L’Archivio di Stato di Palermo, come avvenne per altri archivi di città che furono capitali di Stati preunitari, conserva la documentazione superstite degli uffici centrali, prima del regno di Sicilia, sotto le dominazioni dei Normanni, Svevi, Angioini, Aragonesi, poi dal 1412 del viceregno e infine dal 1816 della luogotenenza del regno di Napoli.

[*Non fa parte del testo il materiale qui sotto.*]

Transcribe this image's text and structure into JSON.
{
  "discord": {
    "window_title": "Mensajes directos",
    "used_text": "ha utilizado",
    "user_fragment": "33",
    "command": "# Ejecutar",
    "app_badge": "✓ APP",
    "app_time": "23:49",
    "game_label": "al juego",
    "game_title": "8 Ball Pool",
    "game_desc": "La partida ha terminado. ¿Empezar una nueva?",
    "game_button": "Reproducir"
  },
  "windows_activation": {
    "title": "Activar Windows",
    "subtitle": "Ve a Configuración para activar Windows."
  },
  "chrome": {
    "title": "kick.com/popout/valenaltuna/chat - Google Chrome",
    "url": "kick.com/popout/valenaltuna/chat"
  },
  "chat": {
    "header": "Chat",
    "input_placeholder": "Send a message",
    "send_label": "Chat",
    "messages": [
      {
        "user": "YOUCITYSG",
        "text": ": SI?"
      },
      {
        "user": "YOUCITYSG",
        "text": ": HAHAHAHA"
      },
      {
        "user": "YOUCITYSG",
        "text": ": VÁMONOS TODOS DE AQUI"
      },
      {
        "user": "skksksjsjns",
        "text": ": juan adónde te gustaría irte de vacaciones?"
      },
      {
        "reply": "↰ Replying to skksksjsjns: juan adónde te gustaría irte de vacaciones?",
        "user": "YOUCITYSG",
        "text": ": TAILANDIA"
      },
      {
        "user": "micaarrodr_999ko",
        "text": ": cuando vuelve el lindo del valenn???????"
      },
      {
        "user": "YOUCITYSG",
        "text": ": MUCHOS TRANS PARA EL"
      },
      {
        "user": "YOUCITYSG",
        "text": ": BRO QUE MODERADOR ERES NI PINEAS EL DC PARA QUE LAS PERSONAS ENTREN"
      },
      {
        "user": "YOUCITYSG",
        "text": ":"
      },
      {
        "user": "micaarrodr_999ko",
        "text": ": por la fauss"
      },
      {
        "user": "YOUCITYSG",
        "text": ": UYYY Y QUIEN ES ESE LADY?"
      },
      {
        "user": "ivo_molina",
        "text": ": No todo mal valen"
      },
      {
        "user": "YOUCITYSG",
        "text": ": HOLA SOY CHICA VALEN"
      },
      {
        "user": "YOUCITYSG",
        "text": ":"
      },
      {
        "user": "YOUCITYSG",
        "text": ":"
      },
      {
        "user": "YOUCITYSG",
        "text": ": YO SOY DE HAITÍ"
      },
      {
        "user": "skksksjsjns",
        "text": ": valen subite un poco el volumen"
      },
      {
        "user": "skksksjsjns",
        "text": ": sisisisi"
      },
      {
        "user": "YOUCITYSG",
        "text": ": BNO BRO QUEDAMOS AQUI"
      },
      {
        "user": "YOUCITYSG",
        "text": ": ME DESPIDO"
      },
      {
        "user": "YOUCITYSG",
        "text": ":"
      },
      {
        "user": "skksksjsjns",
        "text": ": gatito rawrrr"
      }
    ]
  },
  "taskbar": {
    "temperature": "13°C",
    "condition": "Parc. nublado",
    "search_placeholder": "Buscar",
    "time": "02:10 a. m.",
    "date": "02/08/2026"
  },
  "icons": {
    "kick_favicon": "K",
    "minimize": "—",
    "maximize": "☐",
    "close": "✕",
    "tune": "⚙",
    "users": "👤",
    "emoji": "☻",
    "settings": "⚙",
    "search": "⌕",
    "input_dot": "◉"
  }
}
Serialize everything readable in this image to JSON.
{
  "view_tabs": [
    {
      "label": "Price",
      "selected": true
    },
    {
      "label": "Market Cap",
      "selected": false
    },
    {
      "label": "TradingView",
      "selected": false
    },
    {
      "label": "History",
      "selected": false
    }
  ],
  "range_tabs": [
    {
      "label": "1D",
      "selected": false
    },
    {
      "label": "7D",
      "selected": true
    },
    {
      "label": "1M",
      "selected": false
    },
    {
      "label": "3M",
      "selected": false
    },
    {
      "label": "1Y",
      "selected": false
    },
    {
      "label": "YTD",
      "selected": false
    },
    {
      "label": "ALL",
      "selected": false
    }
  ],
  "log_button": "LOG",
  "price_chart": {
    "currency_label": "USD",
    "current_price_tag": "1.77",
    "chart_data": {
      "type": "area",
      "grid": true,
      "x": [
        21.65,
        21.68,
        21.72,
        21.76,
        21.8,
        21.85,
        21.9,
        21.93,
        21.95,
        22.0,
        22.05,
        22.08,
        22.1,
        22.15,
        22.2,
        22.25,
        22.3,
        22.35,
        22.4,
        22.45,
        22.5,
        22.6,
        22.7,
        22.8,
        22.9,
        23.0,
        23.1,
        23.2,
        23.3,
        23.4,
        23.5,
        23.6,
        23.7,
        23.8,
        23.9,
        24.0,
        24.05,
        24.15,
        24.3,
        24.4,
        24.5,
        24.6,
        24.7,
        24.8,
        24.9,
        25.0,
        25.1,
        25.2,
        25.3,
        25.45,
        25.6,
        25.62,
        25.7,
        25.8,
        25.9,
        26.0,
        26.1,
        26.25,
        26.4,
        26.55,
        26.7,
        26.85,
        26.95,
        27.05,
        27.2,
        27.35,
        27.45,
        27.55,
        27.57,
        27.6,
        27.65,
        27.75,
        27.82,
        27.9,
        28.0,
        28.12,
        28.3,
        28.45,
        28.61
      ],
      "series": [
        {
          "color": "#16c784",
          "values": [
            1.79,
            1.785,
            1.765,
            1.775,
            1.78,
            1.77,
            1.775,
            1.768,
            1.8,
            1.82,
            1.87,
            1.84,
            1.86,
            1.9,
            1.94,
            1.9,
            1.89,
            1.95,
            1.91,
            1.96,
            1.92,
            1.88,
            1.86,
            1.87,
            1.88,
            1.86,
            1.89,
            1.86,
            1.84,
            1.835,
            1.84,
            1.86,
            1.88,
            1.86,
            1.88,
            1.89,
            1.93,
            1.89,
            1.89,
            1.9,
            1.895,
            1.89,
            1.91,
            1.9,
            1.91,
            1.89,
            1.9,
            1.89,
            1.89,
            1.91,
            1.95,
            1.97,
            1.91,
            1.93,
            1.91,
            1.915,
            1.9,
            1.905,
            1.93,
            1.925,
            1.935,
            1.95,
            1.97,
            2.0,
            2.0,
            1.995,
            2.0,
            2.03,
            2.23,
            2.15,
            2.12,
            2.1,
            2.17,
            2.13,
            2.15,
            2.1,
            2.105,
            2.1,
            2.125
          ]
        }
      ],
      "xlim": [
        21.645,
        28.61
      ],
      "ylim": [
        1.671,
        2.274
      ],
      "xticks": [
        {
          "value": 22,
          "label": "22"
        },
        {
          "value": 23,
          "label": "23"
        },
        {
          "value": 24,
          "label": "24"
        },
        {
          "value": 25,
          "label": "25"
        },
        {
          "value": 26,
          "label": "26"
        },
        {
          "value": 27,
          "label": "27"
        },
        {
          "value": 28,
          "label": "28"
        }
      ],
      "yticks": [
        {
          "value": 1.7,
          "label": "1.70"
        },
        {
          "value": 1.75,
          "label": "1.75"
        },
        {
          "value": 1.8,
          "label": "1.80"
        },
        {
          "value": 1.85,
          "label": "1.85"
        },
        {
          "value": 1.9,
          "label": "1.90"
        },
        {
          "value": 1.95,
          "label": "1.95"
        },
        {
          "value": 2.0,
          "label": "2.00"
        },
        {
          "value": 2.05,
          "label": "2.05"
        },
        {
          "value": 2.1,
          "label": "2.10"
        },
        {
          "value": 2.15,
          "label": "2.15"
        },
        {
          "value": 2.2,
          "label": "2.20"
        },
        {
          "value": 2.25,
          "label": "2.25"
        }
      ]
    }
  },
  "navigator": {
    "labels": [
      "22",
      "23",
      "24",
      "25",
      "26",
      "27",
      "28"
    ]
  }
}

La struttura amministrativa del regno di Sicilia, creata dai Normanni, rimase pressocchè immutata nel corso dei secoli tanto che le serie documentarie conservate nell’Archivio di Palermo non hanno soluzione di continuità e nei vari passaggi di regime si mantennero immutate.
Altra parte cospicua della documentazione conservata è rappresentata dagli atti dei notai del distretto di Palermo e provincia, dalle carte degli archivi privati di famiglie e di persone, dagli archivi delle corporazioni religiose soppresse, incamerati dallo Stato, di cui fanno parte le 6160 pergamene che costituiscono il diplomatico.
Una caratteristica dell’Archivio palermitano è la presenza dell’elemento pubblico nella documentazione in esso conservata, anche in archivi prodotti da privati, enti o persone. Così per quanto riguarda gli archivi di famiglia, la parte relativa all’amministrazione dei beni di origine feudale è prevalente a quella relativa ai beni allodiali. In molti archivi privati si trovano inoltre scritture riferentisi ad attività propriamente pubbliche svolte dai componenti delle diverse famiglie o nelle vesti di titolari delle cariche pubbliche rivestite.